Promising Zeroes

testo e icone di Beppe Finessi
Cosa è successo tra il 2004 e il 2014? Semplicemente è cambiato il mondo, e con lui anche quello del design. Sono scomparsi, anno dopo anno, molti dei grandi maestri, quelli che insieme ai mitici imprenditori avevano realizzato i fondamentali di questa grande storia.
Si sono rese evidenti le nuove traiettorie, quelle disegnate da “nuovi maestri” (Morrison, Newson, Campana, Grcic, Bouroullec, Lovegrove, Jongerius, Fukasawa, Charpin, Guixé, Tokujin, Ulian, …) che hanno saputo, ognuno con un linguaggio proprio e originale, costruirsi identità autonome. E soprattutto è cresciuta una nuova generazione di progettisti (formatasi nelle Scuole di Design e non più nelle Facoltà di Architettura come sempre era accaduto in passato, luoghi come la Design Academy Eindhoven, il Royal College of Art, l’École Cantonale d’Art de Lausanne-Ecal) che ha spiegato al mondo intero che può sempre esistere un altro modo di fare le cose, che i limiti (economici o strutturali) possono essere una ricchezza e uno sprone per una partenza diversa, che non esiste solo la grande industria e che i piccoli numeri di produzioni sostanzialmente artigianali sono comunque significativi, che il computer è uno strumento meraviglioso e che la rete è un socio complice e forte all’interno della propria “impresa”, che un atteggiamento libero e aperto verso l’arte può dare ossigeno alle proprie azioni, e che anche il modo di presentare i propri progetti (con attenzione all’immagine, alla fotografia, alla grafica, alla mise en scène) è un aspetto doveroso, significativo, oggi fondamentale.

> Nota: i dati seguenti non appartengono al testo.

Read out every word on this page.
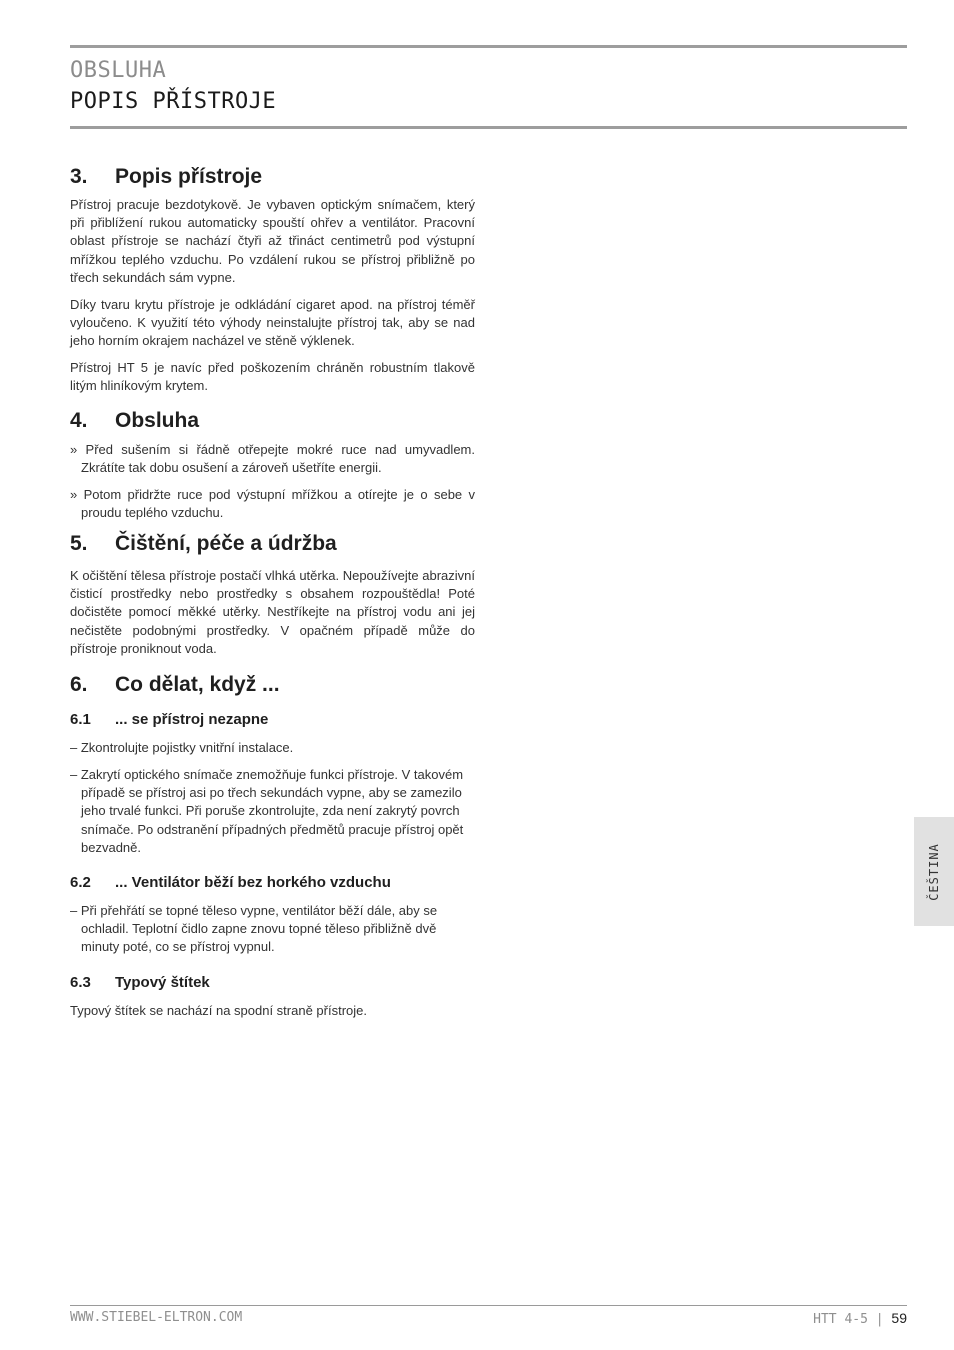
OBSLUHA
POPIS PŘÍSTROJE
3. Popis přístroje
Přístroj pracuje bezdotykově. Je vybaven optickým snímačem, který při přiblížení rukou automaticky spouští ohřev a ventilátor. Pracovní oblast přístroje se nachází čtyři až třináct centimetrů pod výstupní mřížkou teplého vzduchu. Po vzdálení rukou se přístroj přibližně po třech sekundách sám vypne.
Díky tvaru krytu přístroje je odkládání cigaret apod. na přístroj téměř vyloučeno. K využití této výhody neinstalujte přístroj tak, aby se nad jeho horním okrajem nacházel ve stěně výklenek.
Přístroj HT 5 je navíc před poškozením chráněn robustním tlakově litým hliníkovým krytem.
4. Obsluha
» Před sušením si řádně otřepejte mokré ruce nad umyvadlem. Zkrátíte tak dobu osušení a zároveň ušetříte energii.
» Potom přidržte ruce pod výstupní mřížkou a otírejte je o sebe v proudu teplého vzduchu.
5. Čištění, péče a údržba
K očištění tělesa přístroje postačí vlhká utěrka. Nepoužívejte abrazivní čisticí prostředky nebo prostředky s obsahem rozpouštědla! Poté dočistěte pomocí měkké utěrky. Nestříkejte na přístroj vodu ani jej nečistěte podobnými prostředky. V opačném případě může do přístroje proniknout voda.
6. Co dělat, když ...
6.1 ... se přístroj nezapne
– Zkontrolujte pojistky vnitřní instalace.
– Zakrytí optického snímače znemožňuje funkci přístroje. V takovém případě se přístroj asi po třech sekundách vypne, aby se zamezilo jeho trvalé funkci. Při poruše zkontrolujte, zda není zakrytý povrch snímače. Po odstranění případných předmětů pracuje přístroj opět bezvadně.
6.2 ... Ventilátor běží bez horkého vzduchu
– Při přehřátí se topné těleso vypne, ventilátor běží dále, aby se ochladil. Teplotní čidlo zapne znovu topné těleso přibližně dvě minuty poté, co se přístroj vypnul.
6.3 Typový štítek
Typový štítek se nachází na spodní straně přístroje.
ČEŠTINA
WWW.STIEBEL-ELTRON.COM	HTT 4-5 | 59
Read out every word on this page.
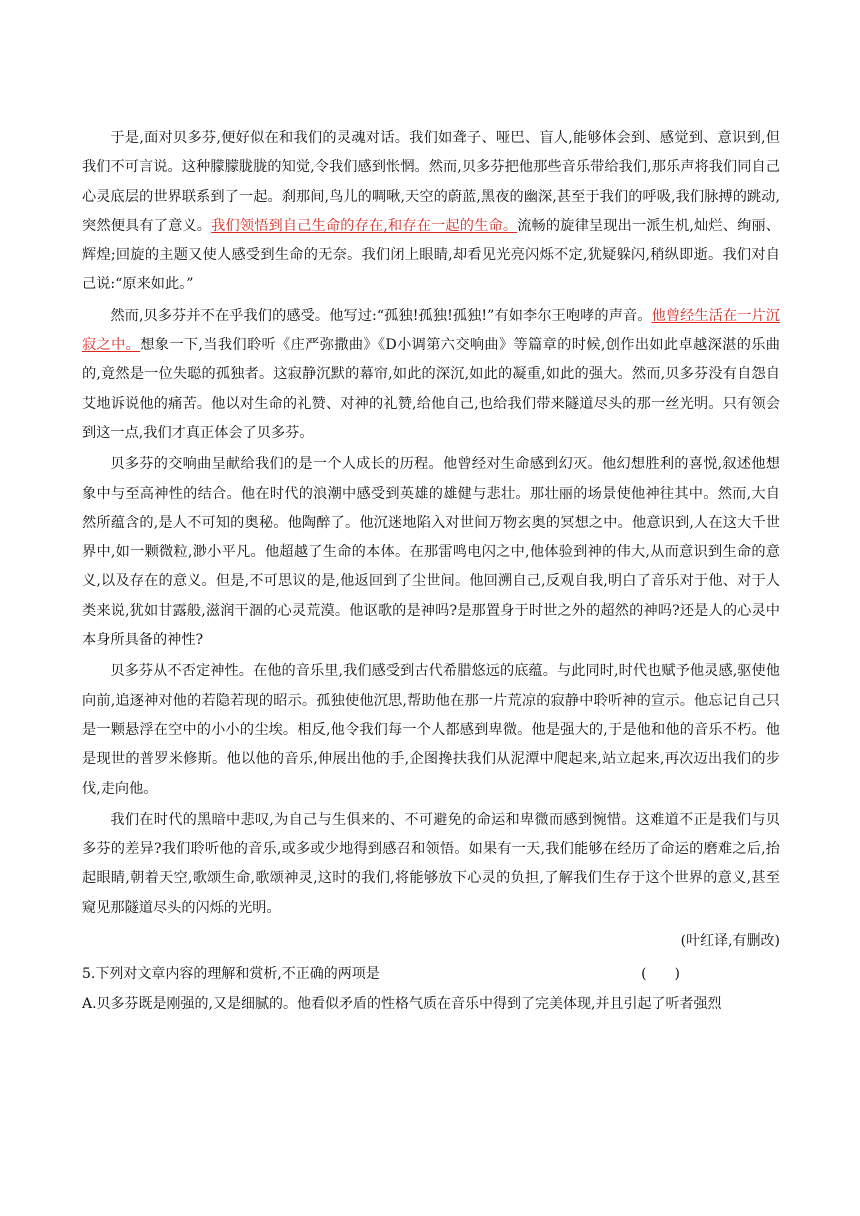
于是,面对贝多芬,便好似在和我们的灵魂对话。我们如聋子、哑巴、盲人,能够体会到、感觉到、意识到,但我们不可言说。这种朦朦胧胧的知觉,令我们感到怅惘。然而,贝多芬把他那些音乐带给我们,那乐声将我们同自己心灵底层的世界联系到了一起。刹那间,鸟儿的啁啾,天空的蔚蓝,黑夜的幽深,甚至于我们的呼吸,我们脉搏的跳动,突然便具有了意义。我们领悟到自己生命的存在,和存在一起的生命。流畅的旋律呈现出一派生机,灿烂、绚丽、辉煌;回旋的主题又使人感受到生命的无奈。我们闭上眼睛,却看见光亮闪烁不定,犹疑躲闪,稍纵即逝。我们对自己说:“原来如此。”

然而,贝多芬并不在乎我们的感受。他写过:“孤独!孤独!孤独!”有如李尔王咆哮的声音。他曾经生活在一片沉寂之中。想象一下,当我们聆听《庄严弥撒曲》《D小调第六交响曲》等篇章的时候,创作出如此卓越深湛的乐曲的,竟然是一位失聪的孤独者。这寂静沉默的幕帘,如此的深沉,如此的凝重,如此的强大。然而,贝多芬没有自怨自艾地诉说他的痛苦。他以对生命的礼赞、对神的礼赞,给他自己,也给我们带来隧道尽头的那一丝光明。只有领会到这一点,我们才真正体会了贝多芬。

贝多芬的交响曲呈献给我们的是一个人成长的历程。他曾经对生命感到幻灭。他幻想胜利的喜悦,叙述他想象中与至高神性的结合。他在时代的浪潮中感受到英雄的雄健与悲壮。那壮丽的场景使他神往其中。然而,大自然所蕴含的,是人不可知的奥秘。他陶醉了。他沉迷地陷入对世间万物玄奥的冥想之中。他意识到,人在这大千世界中,如一颗微粒,渺小平凡。他超越了生命的本体。在那雷鸣电闪之中,他体验到神的伟大,从而意识到生命的意义,以及存在的意义。但是,不可思议的是,他返回到了尘世间。他回溯自己,反观自我,明白了音乐对于他、对于人类来说,犹如甘露般,滋润干涸的心灵荒漠。他讴歌的是神吗?是那置身于时世之外的超然的神吗?还是人的心灵中本身所具备的神性?

贝多芬从不否定神性。在他的音乐里,我们感受到古代希腊悠远的底蕴。与此同时,时代也赋予他灵感,驱使他向前,追逐神对他的若隐若现的昭示。孤独使他沉思,帮助他在那一片荒凉的寂静中聆听神的宣示。他忘记自己只是一颗悬浮在空中的小小的尘埃。相反,他令我们每一个人都感到卑微。他是强大的,于是他和他的音乐不朽。他是现世的普罗米修斯。他以他的音乐,伸展出他的手,企图搀扶我们从泥潭中爬起来,站立起来,再次迈出我们的步伐,走向他。

我们在时代的黑暗中悲叹,为自己与生俱来的、不可避免的命运和卑微而感到惋惜。这难道不正是我们与贝多芬的差异?我们聆听他的音乐,或多或少地得到感召和领悟。如果有一天,我们能够在经历了命运的磨难之后,抬起眼睛,朝着天空,歌颂生命,歌颂神灵,这时的我们,将能够放下心灵的负担,了解我们生存于这个世界的意义,甚至窥见那隧道尽头的闪烁的光明。

(叶红译,有删改)

5.下列对文章内容的理解和赏析,不正确的两项是	(　　)

A.贝多芬既是刚强的,又是细腻的。他看似矛盾的性格气质在音乐中得到了完美体现,并且引起了听者强烈
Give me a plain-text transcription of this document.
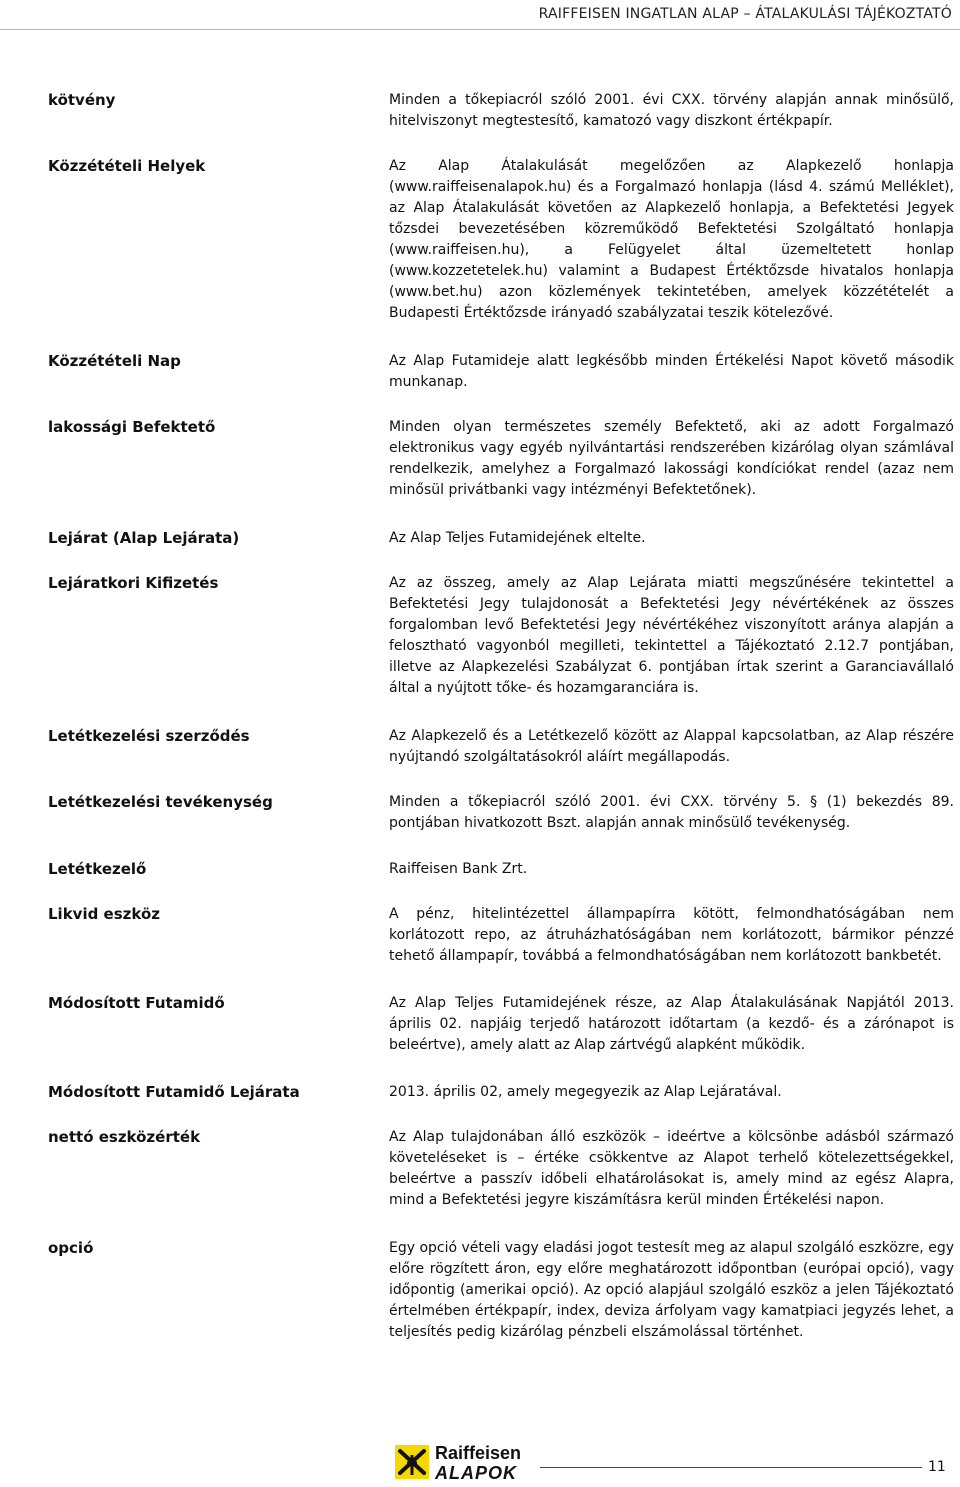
RAIFFEISEN INGATLAN ALAP – ÁTALAKULÁSI TÁJÉKOZTATÓ
kötvény	Minden a tőkepiacról szóló 2001. évi CXX. törvény alapján annak minősülő, hitelviszonyt megtestesítő, kamatozó vagy diszkont értékpapír.
Közzétételi Helyek	Az Alap Átalakulását megelőzően az Alapkezelő honlapja (www.raiffeisenalapok.hu) és a Forgalmazó honlapja (lásd 4. számú Melléklet), az Alap Átalakulását követően az Alapkezelő honlapja, a Befektetési Jegyek tőzsdei bevezetésében közreműködő Befektetési Szolgáltató honlapja (www.raiffeisen.hu), a Felügyelet által üzemeltetett honlap (www.kozzetetelek.hu) valamint a Budapest Értéktőzsde hivatalos honlapja (www.bet.hu) azon közlemények tekintetében, amelyek közzétételét a Budapesti Értéktőzsde irányadó szabályzatai teszik kötelezővé.
Közzétételi Nap	Az Alap Futamideje alatt legkésőbb minden Értékelési Napot követő második munkanap.
lakossági Befektető	Minden olyan természetes személy Befektető, aki az adott Forgalmazó elektronikus vagy egyéb nyilvántartási rendszerében kizárólag olyan számlával rendelkezik, amelyhez a Forgalmazó lakossági kondíciókat rendel (azaz nem minősül privátbanki vagy intézményi Befektetőnek).
Lejárat (Alap Lejárata)	Az Alap Teljes Futamidejének eltelte.
Lejáratkori Kifizetés	Az az összeg, amely az Alap Lejárata miatti megszűnésére tekintettel a Befektetési Jegy tulajdonosát a Befektetési Jegy névértékének az összes forgalomban levő Befektetési Jegy névértékéhez viszonyított aránya alapján a felosztható vagyonból megilleti, tekintettel a Tájékoztató 2.12.7 pontjában, illetve az Alapkezelési Szabályzat 6. pontjában írtak szerint a Garanciavállaló által a nyújtott tőke- és hozamgaranciára is.
Letétkezelési szerződés	Az Alapkezelő és a Letétkezelő között az Alappal kapcsolatban, az Alap részére nyújtandó szolgáltatásokról aláírt megállapodás.
Letétkezelési tevékenység	Minden a tőkepiacról szóló 2001. évi CXX. törvény 5. § (1) bekezdés 89. pontjában hivatkozott Bszt. alapján annak minősülő tevékenység.
Letétkezelő	Raiffeisen Bank Zrt.
Likvid eszköz	A pénz, hitelintézettel állampapírra kötött, felmondhatóságában nem korlátozott repo, az átruházhatóságában nem korlátozott, bármikor pénzzé tehető állampapír, továbbá a felmondhatóságában nem korlátozott bankbetét.
Módosított Futamidő	Az Alap Teljes Futamidejének része, az Alap Átalakulásának Napjától 2013. április 02. napjáig terjedő határozott időtartam (a kezdő- és a zárónapot is beleértve), amely alatt az Alap zártvégű alapként működik.
Módosított Futamidő Lejárata	2013. április 02, amely megegyezik az Alap Lejáratával.
nettó eszközérték	Az Alap tulajdonában álló eszközök – ideértve a kölcsönbe adásból származó követeléseket is – értéke csökkentve az Alapot terhelő kötelezettségekkel, beleértve a passzív időbeli elhatárolásokat is, amely mind az egész Alapra, mind a Befektetési jegyre kiszámításra kerül minden Értékelési napon.
opció	Egy opció vételi vagy eladási jogot testesít meg az alapul szolgáló eszközre, egy előre rögzített áron, egy előre meghatározott időpontban (európai opció), vagy időpontig (amerikai opció). Az opció alapjául szolgáló eszköz a jelen Tájékoztató értelmében értékpapír, index, deviza árfolyam vagy kamatpiaci jegyzés lehet, a teljesítés pedig kizárólag pénzbeli elszámolással történhet.
Raiffeisen
ALAPOK	11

E mentre solo ieri avevamo visto il gigante Ettore Sottsass consegnarci lo struggente testamento di una maschera commovente (e Giulio Iacchetti immaginare da zero un progetto per la grande distribuzione e capitanare una squadra di bravi designer italiani che poi sarebbero diventati autori di riferimento, Hella Jongerius proporre linguaggi e forme nuove dentro l’azienda –Vitra– che più di tutte disegna il futuro che davvero abiteremo, Giovanni Levanti riscrivere con un sorriso lieve la storia del mobile imbottito, Fabio Novembre distillare la sua visione del mondo in una collezione di vassoi che sono un biglietto da visita delle bellezze del nostro paese, Francisco Gomez Paz e Paolo Rizzatto arrivare a un capolavoro che illumina e amplifica flussi luminosi sopra le nostre teste, Ernst Gamperl immergersi nel suo “presente artigiano” e tornire vasi resi poi irregolari e deformi dalla loro stessa natura, Matteo Ragni mostrare come poter riconvertire piccole realtà produttive partendo da buone idee e dal saper fare, Luca Nichetto tradurre in una sedia proprio riuscita sensazioni e visioni che l’avrebbero poi portato lontano), oggi è bello registrare nuovi autori, nuove stelle, nuovi modi, più liberi e disincantati, e ascoltare le voci sofisticate dei Formafantasma che costruiscono oggetti come fossero in cucina, e di Martino Gamper che taglia e assembla mobili di recupero con sintassi e linguaggi tra il bricolage e Allan Wexler, Francesco Faccin che dei suoi maestri Mari e De Lucchi ha preso il meglio alimentando con il loro verbo una propria maestria da sublime ebanista, Maarten Baas che, dirompente e impertinente, ha dato fuoco – letteralmente – a ogni precedente certezza, facendoci vedere un altro abaco di materiali possibili, Susana Soares che partendo da altre discipline pensa al futuro del pianeta ponendosi problemi realmente fondamentali tra ecologia e tecnologia, Yoshioka Tokujin e Nendo che da est hanno portato nuove luci, forse più pure, e Scholten & Baijings e Doshi Levien che rinnovano le belle storie di coppie che già Charles e Ray Eames, Lella e Massimo Vignelli e Afra e Tobia Scarpa avevano praticato, e Tomás Alonso che spiazzante nella sua libertà e nella sua intelligenza costruttiva, oltre che nel suo gusto perfettamente allineato a quello dei suoi coetanei “giusti”, sta già al tavolo di chi conta davvero.